BUDAPEST — Noah Lyles told his followers before the world championships that he’s going to run the 100m in 9.65 seconds, which would make him the second-fastest man in history.

Fred Kerley, the defending champion, had a response to that.

“I’m Fred Kerley. This is my title,” he said while sitting a few seats from Lyles at a news conference Friday, the day before the meet starts and two days before the men’s 100m final. “If Noah’s going to run 9.65, then I’m running faster.”

Lyles quickly quipped, “That’s what they all say until they get beat.”

TRACK AND FIELD WORLDS: Broadcast Schedule

Only Usain Bolt has ever run faster than 9.65 — his world record 9.58 from 2009 and 9.63 in the 2012 Olympic final.

Lyles, a two-time world champion in the 200m, has a 100m personal best of 9.86. His best time this year is 9.94, seeding him outside the top 10 in the world championships field.

Yet he predicts a 100m medal in his first time racing the distance at a global championship. Lyles also expects no less than a third world title in the 200m and believes he can break Bolt’s world record in that event of 19.19.

His confidence stems from times he clocked in practice and in his most recent meet that are faster than what he ran leading up to last year’s worlds, where he won the 200m in an American record 19.31.

“I don’t have a problem saying what my dreams are,” said Lyles, whose docuseries, “Untitled: The Noah Lyles Project,” premiered on Peacock on Friday. “If you believe you’re going to run fast, you don’t believe in yourself. I don’t care if you guys think I can do it or not. I don’t even care if I don’t do it. But I’m definitely going to say what I believe I can do. Because if I can’t tell that to myself, then how am I going to believe it’s going to happen?”
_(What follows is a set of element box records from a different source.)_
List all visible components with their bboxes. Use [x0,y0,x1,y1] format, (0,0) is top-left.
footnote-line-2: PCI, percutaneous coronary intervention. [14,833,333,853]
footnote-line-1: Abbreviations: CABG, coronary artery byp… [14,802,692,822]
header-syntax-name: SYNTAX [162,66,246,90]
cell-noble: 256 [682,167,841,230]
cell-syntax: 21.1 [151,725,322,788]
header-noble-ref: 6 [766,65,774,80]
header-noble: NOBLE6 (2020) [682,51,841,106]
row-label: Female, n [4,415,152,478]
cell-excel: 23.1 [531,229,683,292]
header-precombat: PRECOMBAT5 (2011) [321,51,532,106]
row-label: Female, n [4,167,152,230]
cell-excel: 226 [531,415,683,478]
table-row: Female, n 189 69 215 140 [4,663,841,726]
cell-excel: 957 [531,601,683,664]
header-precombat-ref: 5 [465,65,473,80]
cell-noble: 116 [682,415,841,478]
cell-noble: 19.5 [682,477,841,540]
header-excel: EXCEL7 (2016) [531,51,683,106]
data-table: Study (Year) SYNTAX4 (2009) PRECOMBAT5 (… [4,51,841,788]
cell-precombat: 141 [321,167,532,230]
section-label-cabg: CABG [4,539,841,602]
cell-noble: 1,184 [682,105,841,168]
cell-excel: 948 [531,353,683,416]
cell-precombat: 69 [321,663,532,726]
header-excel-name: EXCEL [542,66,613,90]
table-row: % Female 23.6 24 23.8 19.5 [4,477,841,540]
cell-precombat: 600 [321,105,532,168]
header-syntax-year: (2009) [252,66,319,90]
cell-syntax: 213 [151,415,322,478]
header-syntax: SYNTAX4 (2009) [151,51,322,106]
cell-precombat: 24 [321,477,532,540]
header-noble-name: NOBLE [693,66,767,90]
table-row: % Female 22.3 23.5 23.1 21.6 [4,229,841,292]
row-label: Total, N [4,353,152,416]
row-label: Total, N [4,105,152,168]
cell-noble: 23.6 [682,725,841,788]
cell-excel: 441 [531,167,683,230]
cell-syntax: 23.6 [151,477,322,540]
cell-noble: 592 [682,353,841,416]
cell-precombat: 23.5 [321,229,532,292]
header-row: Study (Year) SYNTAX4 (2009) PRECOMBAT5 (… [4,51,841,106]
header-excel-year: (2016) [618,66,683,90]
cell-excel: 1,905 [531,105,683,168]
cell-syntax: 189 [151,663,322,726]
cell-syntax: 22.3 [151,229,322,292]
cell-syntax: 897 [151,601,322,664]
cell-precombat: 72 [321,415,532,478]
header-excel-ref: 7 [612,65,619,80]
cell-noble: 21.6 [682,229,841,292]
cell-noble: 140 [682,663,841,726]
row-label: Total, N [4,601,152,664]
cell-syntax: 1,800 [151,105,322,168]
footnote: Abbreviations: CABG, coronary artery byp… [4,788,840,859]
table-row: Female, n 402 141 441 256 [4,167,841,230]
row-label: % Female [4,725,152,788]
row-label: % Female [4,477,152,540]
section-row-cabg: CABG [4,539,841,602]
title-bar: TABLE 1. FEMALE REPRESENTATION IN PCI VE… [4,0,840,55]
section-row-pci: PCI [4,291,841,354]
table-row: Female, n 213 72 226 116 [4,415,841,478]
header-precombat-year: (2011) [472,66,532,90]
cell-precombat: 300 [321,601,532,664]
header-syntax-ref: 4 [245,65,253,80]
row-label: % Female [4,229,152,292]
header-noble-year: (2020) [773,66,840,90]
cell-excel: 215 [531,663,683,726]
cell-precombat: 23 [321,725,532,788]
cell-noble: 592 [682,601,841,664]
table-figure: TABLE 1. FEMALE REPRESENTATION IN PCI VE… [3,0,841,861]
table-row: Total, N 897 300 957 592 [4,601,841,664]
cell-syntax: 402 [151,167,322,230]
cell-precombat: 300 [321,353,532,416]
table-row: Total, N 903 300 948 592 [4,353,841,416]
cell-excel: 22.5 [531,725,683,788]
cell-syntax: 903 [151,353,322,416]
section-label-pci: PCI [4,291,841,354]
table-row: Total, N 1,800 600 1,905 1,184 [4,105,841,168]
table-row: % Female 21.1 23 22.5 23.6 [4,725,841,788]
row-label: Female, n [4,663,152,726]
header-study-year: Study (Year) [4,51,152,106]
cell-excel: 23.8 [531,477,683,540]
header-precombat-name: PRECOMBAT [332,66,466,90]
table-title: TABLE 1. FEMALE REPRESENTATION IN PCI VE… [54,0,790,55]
Kerley, whose personal best is 9.76, added an “Amen” to that.

The two Americans were also in agreement when it came to questions about Italian Marcell Jacobs, who has missed several meets due to injury since his surprise Olympic 100m title in Tokyo.

Jacobs said he’s “feeling OK” going into worlds, having run a single 100m this season — a seventh-place finish in 10.21 seconds in Paris on June 9.

An Italian journalist asked Lyles and Kerley what they expect from Jacobs this weekend.

“I know what form he’s in. We all saw it,” said Lyles, who won that 100m race in Paris.

Kerley, who traded social media barbs with Jacobs this spring, concurred.

“I don’t think we’re too much worried about him at this moment,” he said.